Разговор идет о Лёриной подруге Раечке Оболенской.

– Терпеть не могу этого типа курсистки! – говорит мама. – Ни женственности, ни такта…

Лёра молчит и смотрит в тарелку. Сейчас она встанет из-за стола и начнется скандал.

– Раечка – прекрасное существо! – вдруг начинает А<лександр> П<авлович>. – Непосредственное, живое, искреннее…

Почему мне так неприятно слушать это? Я очень люблю Раечку, но…

– Несмотря на ее манеры, она мне нравится… – продолжает А<лександр> П<авлович>.

– Раечка Оболенская совсем не прекрасное существо! – вдруг заявляю я.

– Тебя не спрашивают! – говорит папа.

– Маме она не нравится, и мне она тоже не нравится.

– Муся! – мама поражена. Алекс<андр> Павлович улыбается и переглядывается с мамой.

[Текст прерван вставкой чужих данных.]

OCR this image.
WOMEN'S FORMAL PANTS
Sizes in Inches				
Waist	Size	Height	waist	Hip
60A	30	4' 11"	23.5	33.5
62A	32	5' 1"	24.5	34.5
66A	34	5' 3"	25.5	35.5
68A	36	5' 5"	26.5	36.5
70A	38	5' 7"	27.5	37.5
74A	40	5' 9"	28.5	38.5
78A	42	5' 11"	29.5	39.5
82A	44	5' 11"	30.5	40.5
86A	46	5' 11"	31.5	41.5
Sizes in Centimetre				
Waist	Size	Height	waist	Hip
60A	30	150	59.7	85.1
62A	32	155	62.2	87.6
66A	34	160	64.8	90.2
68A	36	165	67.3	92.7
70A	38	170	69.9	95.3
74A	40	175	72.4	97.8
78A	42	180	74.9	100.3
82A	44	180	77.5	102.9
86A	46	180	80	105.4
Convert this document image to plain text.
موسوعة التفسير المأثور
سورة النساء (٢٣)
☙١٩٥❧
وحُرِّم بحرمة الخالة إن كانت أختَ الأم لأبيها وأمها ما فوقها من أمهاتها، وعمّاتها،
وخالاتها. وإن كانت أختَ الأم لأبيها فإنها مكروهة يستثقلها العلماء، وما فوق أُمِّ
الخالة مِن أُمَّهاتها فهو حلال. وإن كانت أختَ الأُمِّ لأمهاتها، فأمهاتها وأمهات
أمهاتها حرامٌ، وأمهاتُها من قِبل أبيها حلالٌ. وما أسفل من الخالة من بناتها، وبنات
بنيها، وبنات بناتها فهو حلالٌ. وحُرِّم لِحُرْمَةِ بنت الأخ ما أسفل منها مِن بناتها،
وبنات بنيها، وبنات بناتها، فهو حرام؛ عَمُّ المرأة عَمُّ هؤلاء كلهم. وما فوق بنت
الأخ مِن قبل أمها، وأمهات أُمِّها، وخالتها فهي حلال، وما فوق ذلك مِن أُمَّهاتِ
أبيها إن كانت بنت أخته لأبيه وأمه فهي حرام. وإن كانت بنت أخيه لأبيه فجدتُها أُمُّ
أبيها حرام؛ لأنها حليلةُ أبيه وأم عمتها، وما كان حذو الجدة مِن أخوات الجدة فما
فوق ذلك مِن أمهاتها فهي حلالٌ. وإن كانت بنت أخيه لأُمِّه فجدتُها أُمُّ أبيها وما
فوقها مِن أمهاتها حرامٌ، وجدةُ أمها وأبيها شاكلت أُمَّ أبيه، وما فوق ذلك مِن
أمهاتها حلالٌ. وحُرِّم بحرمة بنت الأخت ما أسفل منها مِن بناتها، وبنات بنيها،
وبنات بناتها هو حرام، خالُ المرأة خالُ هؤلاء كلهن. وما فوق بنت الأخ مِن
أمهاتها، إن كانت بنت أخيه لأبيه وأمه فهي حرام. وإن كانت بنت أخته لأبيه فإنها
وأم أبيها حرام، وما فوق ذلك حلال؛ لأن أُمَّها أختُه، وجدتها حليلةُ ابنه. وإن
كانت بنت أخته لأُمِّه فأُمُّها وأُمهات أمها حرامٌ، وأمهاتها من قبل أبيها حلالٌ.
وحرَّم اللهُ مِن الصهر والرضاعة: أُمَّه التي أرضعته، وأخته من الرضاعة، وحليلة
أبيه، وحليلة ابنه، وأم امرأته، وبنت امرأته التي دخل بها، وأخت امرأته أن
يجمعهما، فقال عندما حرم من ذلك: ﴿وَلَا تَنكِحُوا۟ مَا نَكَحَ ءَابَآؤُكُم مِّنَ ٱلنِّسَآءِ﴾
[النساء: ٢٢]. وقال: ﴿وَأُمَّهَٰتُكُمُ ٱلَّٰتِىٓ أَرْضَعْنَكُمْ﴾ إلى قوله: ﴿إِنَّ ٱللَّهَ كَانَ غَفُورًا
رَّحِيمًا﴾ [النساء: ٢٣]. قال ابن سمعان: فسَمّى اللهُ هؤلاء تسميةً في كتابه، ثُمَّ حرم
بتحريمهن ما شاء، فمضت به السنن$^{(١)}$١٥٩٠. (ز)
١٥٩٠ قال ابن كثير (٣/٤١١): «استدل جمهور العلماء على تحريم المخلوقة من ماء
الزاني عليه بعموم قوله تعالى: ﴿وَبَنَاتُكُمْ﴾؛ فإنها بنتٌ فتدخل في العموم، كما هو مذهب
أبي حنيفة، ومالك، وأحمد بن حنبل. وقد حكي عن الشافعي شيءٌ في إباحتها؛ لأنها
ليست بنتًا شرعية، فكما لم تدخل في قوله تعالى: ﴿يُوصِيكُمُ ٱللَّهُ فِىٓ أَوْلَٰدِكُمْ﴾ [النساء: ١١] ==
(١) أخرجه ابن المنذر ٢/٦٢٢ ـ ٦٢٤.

– Когда я кончу курс, я женюсь на Раечке и увезу ее в Екатеринбург.

– А я поеду за вами.

– А мы поедем рано утром, когда ты будешь спать…

– А я не буду спать!

– Я увезу ее к себе на Урал! – Алекс<андр> Павлович радостно хохочет, и желтая бородка его трясется, а глаза делаются, как щелки.

– Я отравлю ее! – тут я бросаю вилку и открываю рот вовсю.

– А тебя сошлют в Сибирь!

– А я убегу, я убью, я ее, я вас, я, я…

Начинается ужасный крик. Папа сердится на маму, – «это все книги!» – мама на Альфонсинку, Лёра на А<лександра> П<авловича>, – зачем меня дразнит, Андрюша страшно доволен и потихоньку дергает Асю за ногу, Ася сует под стол противные бобы…

Я вылетаю из-за стола и бегу наверх. На постели я плачу, уткнувшись лицом в подушку. Стучат. Пусть стучат! Дверь на крючке. Еще раз…

– Мусенька, я мириться пришел, отопри мне!

«Это Лёра его подослала», – соображаю я, все еще плача, и не открываю. Вскоре пришла Альфонсинка и начала меня утешать.

– Это потому, что ты еще маленькая! – говорила она по-франц<узски>. – Будешь большая, все переменится. Не надо обращать внимание на молодых людей, надо быть холодной ко всем.

– Да, но Татьяна вовсе не была холодной ко всем, она тоже первая написала, – возражала я. Но Альфонсинка не знала Татьяны.

Утешившись немного, я принялась за новое письмо, на этот раз уже не перевод. Тут были и угрозы, и просьбы, и упреки, но больше всего восклицательных знаков. Ася, в обмен на оловянную птичку, согласилась передать и это письмо.

После ужина, прошедшего очень тихо, я получила его обратно с подчеркнутыми красным карандашом ошибками.

Было над чем задуматься. Зачем подчеркивать ошибки? Ведь это же не диктант. Разве Онегин подчеркивал ошибки в Татьянином письме? Разве Онегин был влюблен в Раечку? Разве он хотел ее увезти на Урал? Разве он учился в университете? Разве у него была желтая бородка? Разве…

Да разве я-то похожа на Татьяну?

Когда Альфонсинка вечером подошла к моей постели, я сказала, что больше не люблю Алекс<андра> Павловича.

– Конечно, не стоит! – сказала она, – я совсем не понимала, что тебе в нем нравится. Такой худой и к тому же… repetiteur[29]. Я бы на твоем месте взяла кого-нибудь из знакомых твоего отца. Но у тебя много времени впереди, ведь тебе только семь лет…

– Я совсем никого не возьму! – твердо ответила я.